With his recent book Days Without End, Irish playwright, novelist and poet Sebastian Barry has become the first two-time winner of the Walter Scott prize for historical fiction. His first win was for On Canaan’s Side in 2012.

Historian Alistair Moffat, one of the seven judges, said, “Days Without End took the lead for the glorious and unusual story, the seamlessly interwoven period research, and above all for the unfaltering power and authenticity of the narrative voice, a voice no reader is likely to forget.”

Not only Barry, but the book itself is a double-winner: in January it won the Costa Book of the Year award. Narrated by Irish immigrant Thomas McNulty who flees the Great Famine for the nascent United States, the story takes in an epic sweep of McNulty’s adopted land’s history and landscape as he and his companion John Cole travel the country to fight in the Indian wars and the American Civil War. On Canaan’s Side, which had been long-listed for the Man Booker Prize, had a similar theme of characters escaping the Irish war of independence to create new lives in the US.

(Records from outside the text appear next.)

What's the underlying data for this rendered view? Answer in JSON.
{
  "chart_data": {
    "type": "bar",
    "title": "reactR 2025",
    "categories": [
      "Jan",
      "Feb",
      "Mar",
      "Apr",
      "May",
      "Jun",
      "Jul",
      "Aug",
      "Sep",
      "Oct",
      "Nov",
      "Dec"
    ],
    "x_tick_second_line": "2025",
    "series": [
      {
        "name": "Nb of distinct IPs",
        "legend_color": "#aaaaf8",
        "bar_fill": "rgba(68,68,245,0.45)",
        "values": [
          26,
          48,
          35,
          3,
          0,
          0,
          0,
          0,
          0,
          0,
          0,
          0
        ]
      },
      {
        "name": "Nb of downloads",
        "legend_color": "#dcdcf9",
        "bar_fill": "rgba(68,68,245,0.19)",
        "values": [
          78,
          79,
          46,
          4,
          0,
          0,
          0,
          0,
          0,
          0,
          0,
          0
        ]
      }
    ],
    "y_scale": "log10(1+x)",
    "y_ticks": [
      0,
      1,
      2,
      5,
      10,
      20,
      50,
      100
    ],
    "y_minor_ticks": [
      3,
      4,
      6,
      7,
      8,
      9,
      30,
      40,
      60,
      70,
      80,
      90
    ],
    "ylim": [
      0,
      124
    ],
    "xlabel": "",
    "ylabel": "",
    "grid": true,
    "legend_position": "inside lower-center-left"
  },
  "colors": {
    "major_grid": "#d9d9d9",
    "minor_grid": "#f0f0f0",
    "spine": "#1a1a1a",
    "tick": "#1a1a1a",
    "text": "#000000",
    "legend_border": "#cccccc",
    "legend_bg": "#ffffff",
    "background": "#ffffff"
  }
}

The Walter Scott prize is awarded annually at the Borders book festival to the best United Kingdom, Irish and Commonwealth novel set in a period at least 60 years ago. The prize was founded in memory of Walter Scott who has been credited as the inventor of historical fiction with his novel Waverly, published in 1814.

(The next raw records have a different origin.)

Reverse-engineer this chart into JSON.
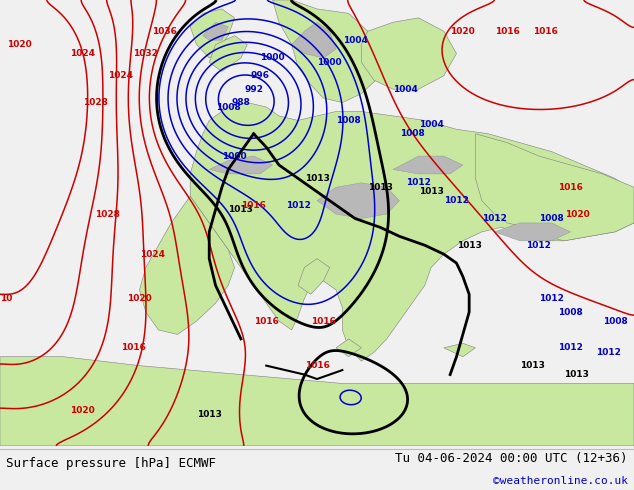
{
  "title_left": "Surface pressure [hPa] ECMWF",
  "title_right": "Tu 04-06-2024 00:00 UTC (12+36)",
  "watermark": "©weatheronline.co.uk",
  "bg_ocean_color": "#d0d0d0",
  "land_color": "#c8e8a0",
  "mountain_color": "#b8b8b8",
  "isobar_low_color": "#0000cc",
  "isobar_high_color": "#cc0000",
  "front_color": "#000000",
  "title_bg": "#f0f0f0",
  "watermark_color": "#0000cc",
  "figsize": [
    6.34,
    4.9
  ],
  "dpi": 100
}
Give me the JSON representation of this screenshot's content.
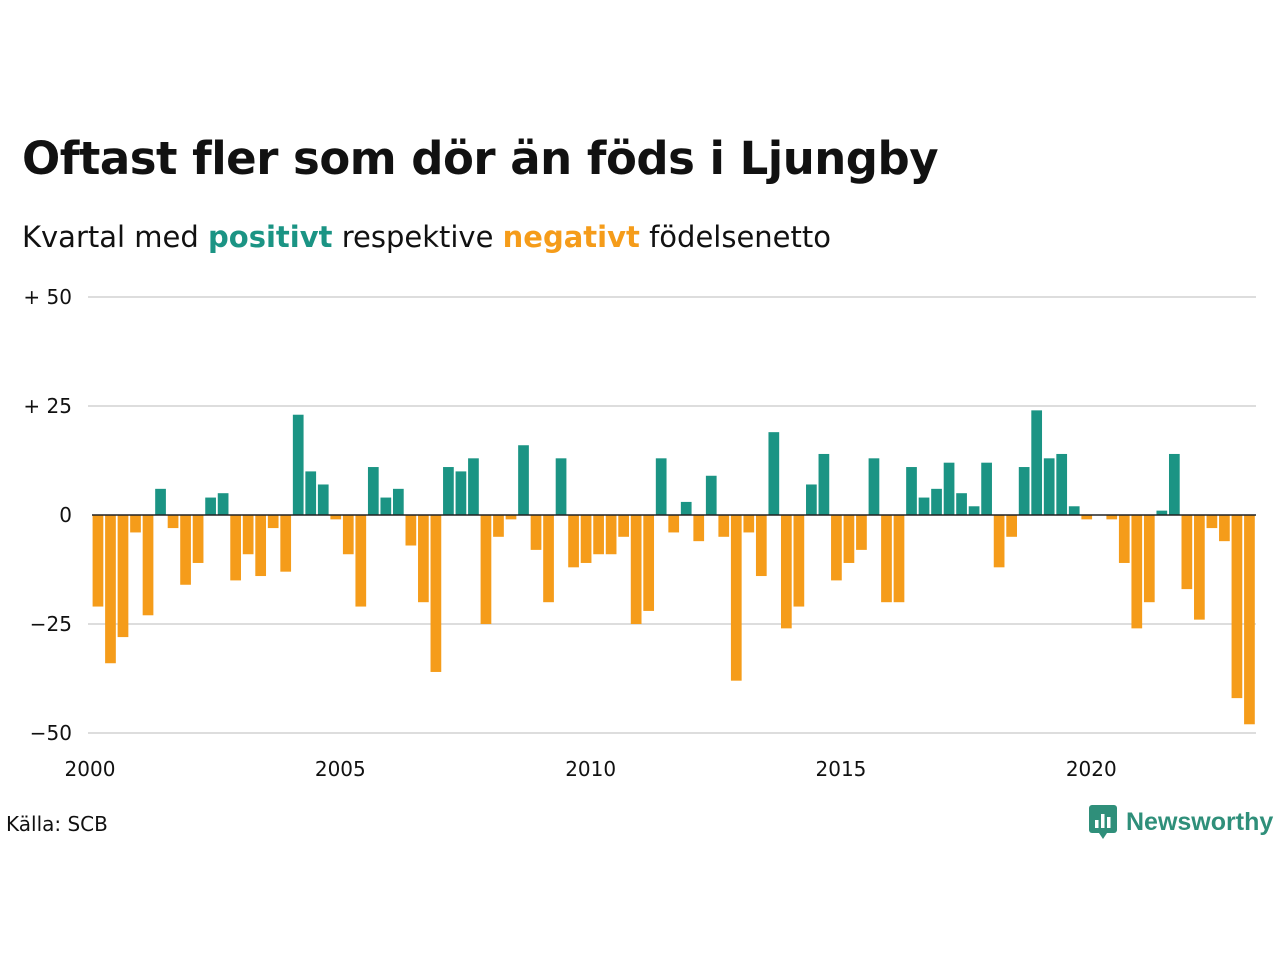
{
  "title": "Oftast fler som dör än föds i Ljungby",
  "subtitle": {
    "prefix": "Kvartal med ",
    "positive_word": "positivt",
    "middle": " respektive ",
    "negative_word": "negativt",
    "suffix": " födelsenetto"
  },
  "source": "Källa: SCB",
  "brand": "Newsworthy",
  "colors": {
    "positive": "#1b9484",
    "negative": "#f59c1a",
    "grid": "#dddddd",
    "brand": "#2f8f7a"
  },
  "chart_data": {
    "type": "bar",
    "x_start": "2000 Q1",
    "x_ticks": [
      2000,
      2005,
      2010,
      2015,
      2020
    ],
    "y_ticks": [
      50,
      25,
      0,
      -25,
      -50
    ],
    "y_tick_labels": [
      "+ 50",
      "+ 25",
      "0",
      "−25",
      "−50"
    ],
    "ylim": [
      -50,
      50
    ],
    "grid": true,
    "values": [
      -21,
      -34,
      -28,
      -4,
      -23,
      6,
      -3,
      -16,
      -11,
      4,
      5,
      -15,
      -9,
      -14,
      -3,
      -13,
      23,
      10,
      7,
      -1,
      -9,
      -21,
      11,
      4,
      6,
      -7,
      -20,
      -36,
      11,
      10,
      13,
      -25,
      -5,
      -1,
      16,
      -8,
      -20,
      13,
      -12,
      -11,
      -9,
      -9,
      -5,
      -25,
      -22,
      13,
      -4,
      3,
      -6,
      9,
      -5,
      -38,
      -4,
      -14,
      19,
      -26,
      -21,
      7,
      14,
      -15,
      -11,
      -8,
      13,
      -20,
      -20,
      11,
      4,
      6,
      12,
      5,
      2,
      12,
      -12,
      -5,
      11,
      24,
      13,
      14,
      2,
      -1,
      0,
      -1,
      -11,
      -26,
      -20,
      1,
      14,
      -17,
      -24,
      -3,
      -6,
      -42,
      -48
    ]
  }
}
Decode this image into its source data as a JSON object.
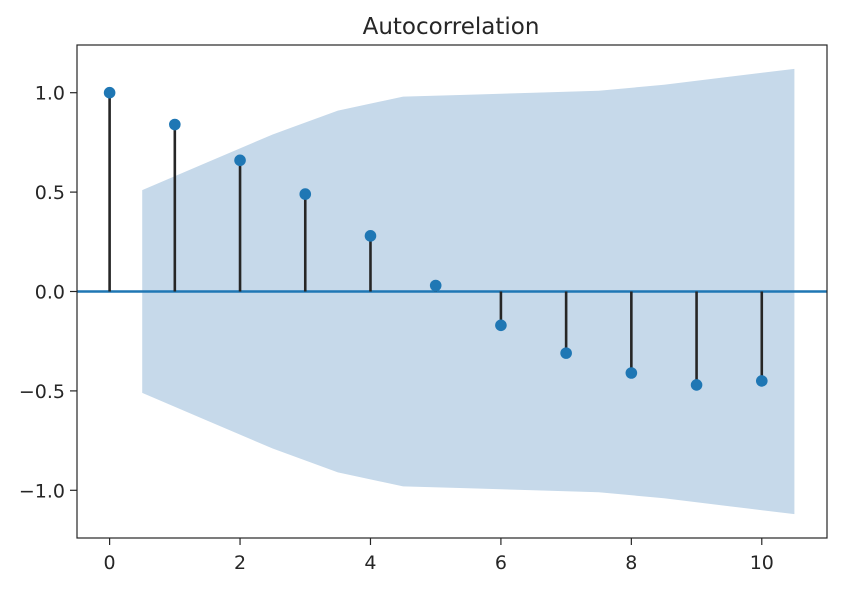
{
  "chart_data": {
    "type": "scatter",
    "subtype": "stem",
    "title": "Autocorrelation",
    "xlabel": "",
    "ylabel": "",
    "xlim": [
      -0.5,
      11
    ],
    "ylim": [
      -1.24,
      1.24
    ],
    "xticks": [
      0,
      2,
      4,
      6,
      8,
      10
    ],
    "xtick_labels": [
      "0",
      "2",
      "4",
      "6",
      "8",
      "10"
    ],
    "yticks": [
      1.0,
      0.5,
      0.0,
      -0.5,
      -1.0
    ],
    "ytick_labels": [
      "1.0",
      "0.5",
      "0.0",
      "−0.5",
      "−1.0"
    ],
    "grid": false,
    "legend": "none",
    "lags": [
      0,
      1,
      2,
      3,
      4,
      5,
      6,
      7,
      8,
      9,
      10
    ],
    "values": [
      1.0,
      0.84,
      0.66,
      0.49,
      0.28,
      0.03,
      -0.17,
      -0.31,
      -0.41,
      -0.47,
      -0.45
    ],
    "confidence_band": {
      "x": [
        0.5,
        1.5,
        2.5,
        3.5,
        4.5,
        5.5,
        6.5,
        7.5,
        8.5,
        9.5,
        10.5
      ],
      "upper": [
        0.51,
        0.65,
        0.79,
        0.91,
        0.98,
        0.99,
        1.0,
        1.01,
        1.04,
        1.08,
        1.12
      ],
      "lower": [
        -0.51,
        -0.65,
        -0.79,
        -0.91,
        -0.98,
        -0.99,
        -1.0,
        -1.01,
        -1.04,
        -1.08,
        -1.12
      ]
    },
    "colors": {
      "markers": "#1f77b4",
      "stems": "#262626",
      "baseline": "#1f77b4",
      "confidence_band": "#c6d9ea"
    }
  }
}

Past winners of the prize include Simon Mawer (Tightrope, set in France during the Second World War), John Spurling (The Ten Thousand Things, set in 14th century China), Robert Harris (An Officer and a Spy, set in 1890s France), Tan Twan Eng (The Garden of Evening Mists, set in 1940s and ’50s Malaya), Andrea Levy (The Long Song, set in 1820s Jamaica), and Hilary Mantel, who won the inaugural prize in 2010 with her novel Wolf Hall, set in 16th century England.

This year’s contenders were Golden Hill by Francis Spufford, A Country Road, A Tree by Jo Baker, The Vanishing Futurist by Charlotte Hobson, The Good People by Hannah Kent, Mothering Sunday by Graham Swift, and The Gustav Sonata by Rose Tremain.